David Phillips

Personal information
- Full name: David Owen Phillips
- Date of birth: 29 July 1963 (age 63)
- Place of birth: Wegberg, West Germany
- Position: Midfielder

Senior career*
- Years: Team / Apps / (Gls)
- 1981–1984: Plymouth Argyle / 73 / (15)
- 1984–1986: Manchester City / 81 / (13)
- 1986–1989: Coventry City / 100 / (8)
- 1989–1993: Norwich City / 152 / (18)
- 1993–1997: Nottingham Forest / 126 / (5)
- 1997–1999: Huddersfield Town / 52 / (3)
- 1999–2000: Lincoln City / 17 / (0)
- 2000–2001: Stevenage Borough / 19 / (1)
- Total:  / 620 / (63)

International career
- 1984–1996: Wales / 62 / (2)

= David Phillips (footballer) =

Wales international footballer (born 1963)

David Owen Phillips (born 29 July 1963) is a Welsh football coach, commentator and former player.

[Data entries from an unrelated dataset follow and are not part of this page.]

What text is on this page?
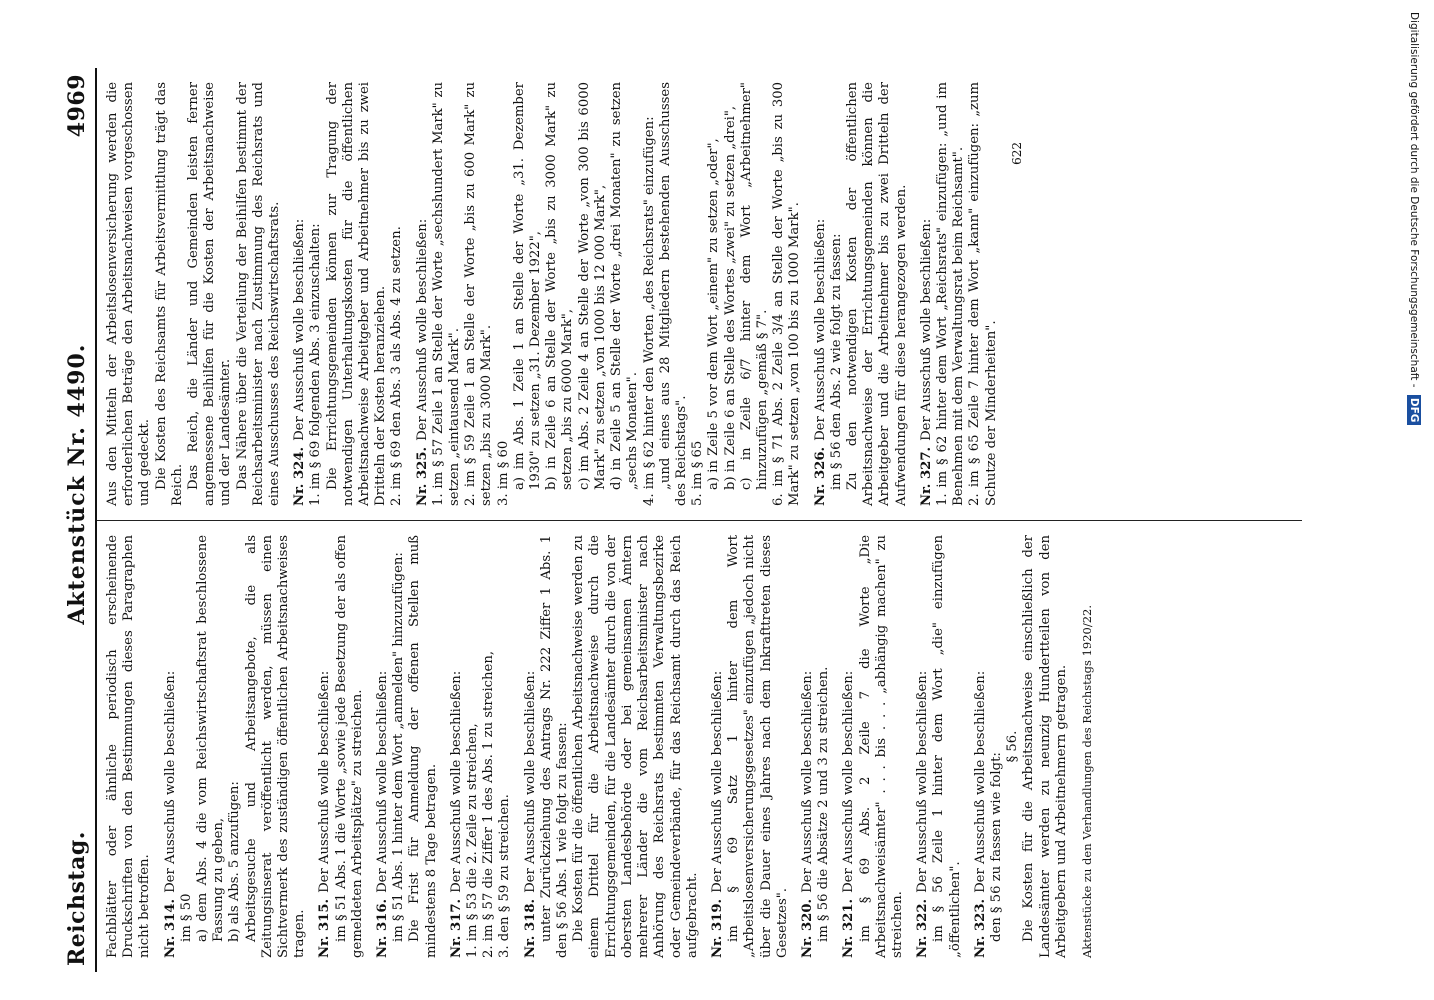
Reichstag.
Aktenstück Nr. 4490.
4969

Fachblätter oder ähnliche periodisch erscheinende Druckschriften von den Bestimmungen dieses Paragraphen nicht betroffen. Nr. 314.Der Ausschuß wolle beschließen:

im § 50 a) dem Abs. 4 die vom Reichswirtschaftsrat beschlossene Fassung zu geben, b) als Abs. 5 anzufügen: Arbeitsgesuche und Arbeitsangebote, die als Zeitungsinserat veröffentlicht werden, müssen einen Sichtvermerk des zuständigen öffentlichen Arbeitsnachweises tragen. Nr. 315.Der Ausschuß wolle beschließen: im § 51 Abs. 1 die Worte „sowie jede Besetzung der als offen gemeldeten Arbeitsplätze" zu streichen. Nr. 316.Der Ausschuß wolle beschließen: im § 51 Abs. 1 hinter dem Wort „anmelden" hinzuzufügen: Die Frist für Anmeldung der offenen Stellen muß mindestens 8 Tage betragen. Nr. 317.Der Ausschuß wolle beschließen: 1. im § 53 die 2. Zeile zu streichen, 2. im § 57 die Ziffer 1 des Abs. 1 zu streichen, 3. den § 59 zu streichen. Nr. 318.Der Ausschuß wolle beschließen: unter Zurückziehung des Antrags Nr. 222 Ziffer 1 Abs. 1 den § 56 Abs. 1 wie folgt zu fassen: Die Kosten für die öffentlichen Arbeitsnachweise werden zu einem Drittel für die Arbeitsnachweise durch die Errichtungsgemeinden, für die Landesämter durch die von der obersten Landesbehörde oder bei gemeinsamen Ämtern mehrerer Länder die vom Reichsarbeitsminister nach Anhörung des Reichsrats bestimmten Verwaltungsbezirke oder Gemeindeverbände, für das Reichsamt durch das Reich aufgebracht. Nr. 319.Der Ausschuß wolle beschließen: im § 69 Satz 1 hinter dem Wort „Arbeitslosenversicherungsgesetzes" einzufügen „jedoch nicht über die Dauer eines Jahres nach dem Inkrafttreten dieses Gesetzes". Nr. 320.Der Ausschuß wolle beschließen: im § 56 die Absätze 2 und 3 zu streichen. Nr. 321.Der Ausschuß wolle beschließen: im § 69 Abs. 2 Zeile 7 die Worte „Die Arbeitsnachweisämter" . . . bis . . . „abhängig machen" zu streichen. Nr. 322.Der Ausschuß wolle beschließen: im § 56 Zeile 1 hinter dem Wort „die" einzufügen „öffentlichen". Nr. 323.Der Ausschuß wolle beschließen: den § 56 zu fassen wie folgt:

§ 56. Die Kosten für die Arbeitsnachweise einschließlich der Landesämter werden zu neunzig Hundertteilen von den Arbeitgebern und Arbeitnehmern getragen. Aktenstücke zu den Verhandlungen des Reichstags 1920/22.

Aus den Mitteln der Arbeitslosenversicherung werden die erforderlichen Beträge den Arbeitsnachweisen vorgeschossen und gedeckt. Die Kosten des Reichsamts für Arbeitsvermittlung trägt das Reich. Das Reich, die Länder und Gemeinden leisten ferner angemessene Beihilfen für die Kosten der Arbeitsnachweise und der Landesämter. Das Nähere über die Verteilung der Beihilfen bestimmt der Reichsarbeitsminister nach Zustimmung des Reichsrats und eines Ausschusses des Reichswirtschaftsrats. Nr. 324.Der Ausschuß wolle beschließen: 1. im § 69 folgenden Abs. 3 einzuschalten: Die Errichtungsgemeinden können zur Tragung der notwendigen Unterhaltungskosten für die öffentlichen Arbeitsnachweise Arbeitgeber und Arbeitnehmer bis zu zwei Dritteln der Kosten heranziehen. 2. im § 69 den Abs. 3 als Abs. 4 zu setzen. Nr. 325.Der Ausschuß wolle beschließen: 1. im § 57 Zeile 1 an Stelle der Worte „sechshundert Mark" zu setzen „eintausend Mark". 2. im § 59 Zeile 1 an Stelle der Worte „bis zu 600 Mark" zu setzen „bis zu 3000 Mark". 3. im § 60 a) im Abs. 1 Zeile 1 an Stelle der Worte „31. Dezember 1930" zu setzen „31. Dezember 1922", b) in Zeile 6 an Stelle der Worte „bis zu 3000 Mark" zu setzen „bis zu 6000 Mark", c) im Abs. 2 Zeile 4 an Stelle der Worte „von 300 bis 6000 Mark" zu setzen „von 1000 bis 12 000 Mark", d) in Zeile 5 an Stelle der Worte „drei Monaten" zu setzen „sechs Monaten". 4. im § 62 hinter den Worten „des Reichsrats" einzufügen: „und eines aus 28 Mitgliedern bestehenden Ausschusses des Reichstags". 5. im § 65 a) in Zeile 5 vor dem Wort „einem" zu setzen „oder", b) in Zeile 6 an Stelle des Wortes „zwei" zu setzen „drei", c) in Zeile 6/7 hinter dem Wort „Arbeitnehmer" hinzuzufügen „gemäß § 7". 6. im § 71 Abs. 2 Zeile 3/4 an Stelle der Worte „bis zu 300 Mark" zu setzen „von 100 bis zu 1000 Mark". Nr. 326.Der Ausschuß wolle beschließen: im § 56 den Abs. 2 wie folgt zu fassen: Zu den notwendigen Kosten der öffentlichen Arbeitsnachweise der Errichtungsgemeinden können die Arbeitgeber und die Arbeitnehmer bis zu zwei Dritteln der Aufwendungen für diese herangezogen werden. Nr. 327.Der Ausschuß wolle beschließen: 1. im § 62 hinter dem Wort „Reichsrats" einzufügen: „und im Benehmen mit dem Verwaltungsrat beim Reichsamt". 2. im § 65 Zeile 7 hinter dem Wort „kann" einzufügen: „zum Schutze der Minderheiten".

622	Digitalisierung gefördert durch die Deutsche Forschungsgemeinschaft - DFG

As a player he was a defender / midfielder and played in the Premier League for both Norwich City and Nottingham Forest. During his first season at Norwich Phillips helped the club to a successful 3rd place finish narrowly missing out on second behind Aston Villa by two points. He was part of the squad that successfully managed qualification for the UEFA cup in the 92/93 season. He also featured several times for goal of the month award. At Forest he was awarded player of the year in 1994 and that very same season Forest got to the quarter finals of the UEFA cup losing 7-2 on aggregate to European giants Bayern München. He also had lengthy spells in the top flight for Manchester City he was awarded young player of the year in 1985 where they also got promoted to the top flight that same season. Phillips was also on the end of several goal of the month awards during his time at city. Coventry City saw Phillips biggest club honour winning the FA Cup in 1987 as they saw off Tottenham Hospur in extra time 3-2 at Wembley Stadium. Phillips also featured in the Football League for Huddersfield Town and Lincoln City. He retired in 2001 with non-league club Stevenage Borough. During his career he was capped 62 times by Wales, scoring twice.

==Club career==
Phillips was a member of the Plymouth team that reached the semi-final of the FA Cup in 1984, losing 1–0 to Watford. Whilst at Manchester City he featured several times on the BBC's Match of the Day programme as a Goal of the Month nominee, scoring a number of spectacular long-range goals.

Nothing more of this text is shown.